0xffff0000c2258fc0 0 tcpreplay:26452 4026531840 0 vethfdbdb1c:237 0x0800 1500 64 192.168.50.5:55919->192.168.50.1:8443(tcp) br_flood
0xffff0000c2258fc0 0 tcpreplay:26452 4026531840 0 vethfdbdb1c:237 0x0800 1500 64 192.168.50.5:55919->192.168.50.1:8443(tcp) maybe_deliver
0xffff0000c2258fc0 0 tcpreplay:26452 4026531840 0 vethfdbdb1c:237 0x0800 1500 64 192.168.50.5:55919->192.168.50.1:8443(tcp) nbp_switchdev_frame_mark_tx_fwd_to_hwdom
0xffff0000c2258fc0 0 tcpreplay:26452 4026531840 0 vethfdbdb1c:237 0x0800 1500 64 192.168.50.5:55919->192.168.50.1:8443(tcp) __br_forward
From the Engine:
0xffff0000c0cad200 8 <empty>:45609 4026532550 0 veth5a08d20:18 0x0800 1500 64 192.168.50.5:55919->192.168.50.1:8443(tcp) br_flood
0xffff0000c0cad200 8 <empty>:45609 4026532550 0 veth5a08d20:18 0x0800 1500 64 192.168.50.5:55919->192.168.50.1:8443(tcp) maybe_deliver
0xffff0000c0cad200 8 <empty>:45609 4026532550 0 veth5a08d20:18 0x0800 1500 64 192.168.50.5:55919->192.168.50.1:8443(tcp) kfree_skb_reason(SKB_DROP_REASON_NOT_SPECIFIED)
I believe this kfree_skb_reason comes from here, and __br_forward is called a few lines above. That means, prev is NULL in one case, but not in another. This makes me think that should_deliver (called by maybe_deliver here in the foreach loop in br_flood) doesn't return the same value for both case.
Now, looking at should_deliver, I see it tests a few things, including the forwarding state and the hairpin flag (see here).
Using iproute2's bridge util, I see the following:
root@docker-desktop:/# bridge -details link
339: veth2f1de0f@if338: <BROADCAST,MULTICAST,UP,LOWER_UP> mtu 1500 master br-95470ffb1a79 state forwarding priority 32 cost 2
hairpin on guard off root_block off fastleave off learning on flood on mcast_flood on bcast_flood on mcast_router 1 mcast_to_unicast off neigh_suppress off vlan_tunnel off isolated off locked off
root@f48db5f55f0a:/# bridge -details link
18: veth5a08d20@if17: <BROADCAST,MULTICAST,UP,LOWER_UP> mtu 1500 master br-2e29be14e207 state forwarding priority 32 cost 2
hairpin off guard off root_block off fastleave off learning on flood on mcast_flood on bcast_flood on mcast_router 1 mcast_to_unicast off neigh_suppress off vlan_tunnel off isolated off locked off
Both interfaces have a different hairpin flag, so it seems I'm on the right track. Now, I'll need to determine why hairpin is set in one case but not another. I'll take another look tomorrow.
Heh, just remembered we do have something related to hairpinning in the Engine. A quick search gives a promising answer: https://github.com/moby/moby/blob/a43ed47441d57620d60dd450a037173bfab19703/libnetwork/drivers/bridge/bridge_linux.go#L1134-L1139
Docker Desktop doesn't have a 'userland proxy' (because it's not needed), so hairpinning is automatically enabled for bridge interfaces.
I'm pretty sure br_flood is called only because the bridge doesn't know which port is associated to the dest mac address. I think you'd need to manually update it (with your container's MAC address) before sending that frame to make sure you won't get a duplicate.

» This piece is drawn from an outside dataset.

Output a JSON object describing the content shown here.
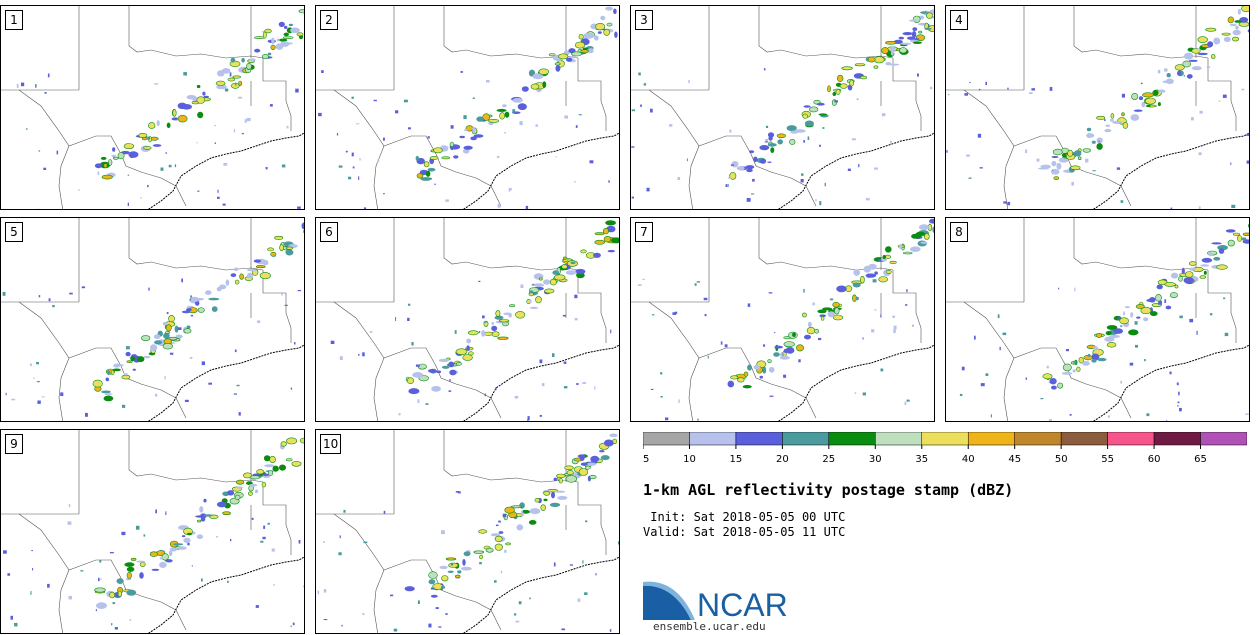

Or maybe try to create a tun/tap device and run your tests using that interface to be fully decoupled from docker's managed interfaces.
Hi Albin! thanks for the analysis. Unfortunately in my case I won't be able to manipulate MAC addresses, due to the way the development environment is set up. What's not clear to me though, is why the problem is NOT happening with docker under Linux and Windows? And only happens on mac?
I guess docker-proxy isn't disabled on Desktop for Linux / Windows, and that makes the hairpin mode to not be enabled on your container's bridge interface.
Could you try adding the following to your daemon.json (Settings > Docker Engine on the GUI, or ~/.docker/daemon.json):
"userland-proxy": "/usr/bin/docker-proxy"
I think it'll work but I'm not 100% confident.
indeed, the problem can be fixed on mac by enabling userland proxy in Docker app -> Settings -> Docker Engine:
{
"features": {
"buildkit": true
},
"userland-proxy": true
}
I guess this will be enough.. thanks for your help.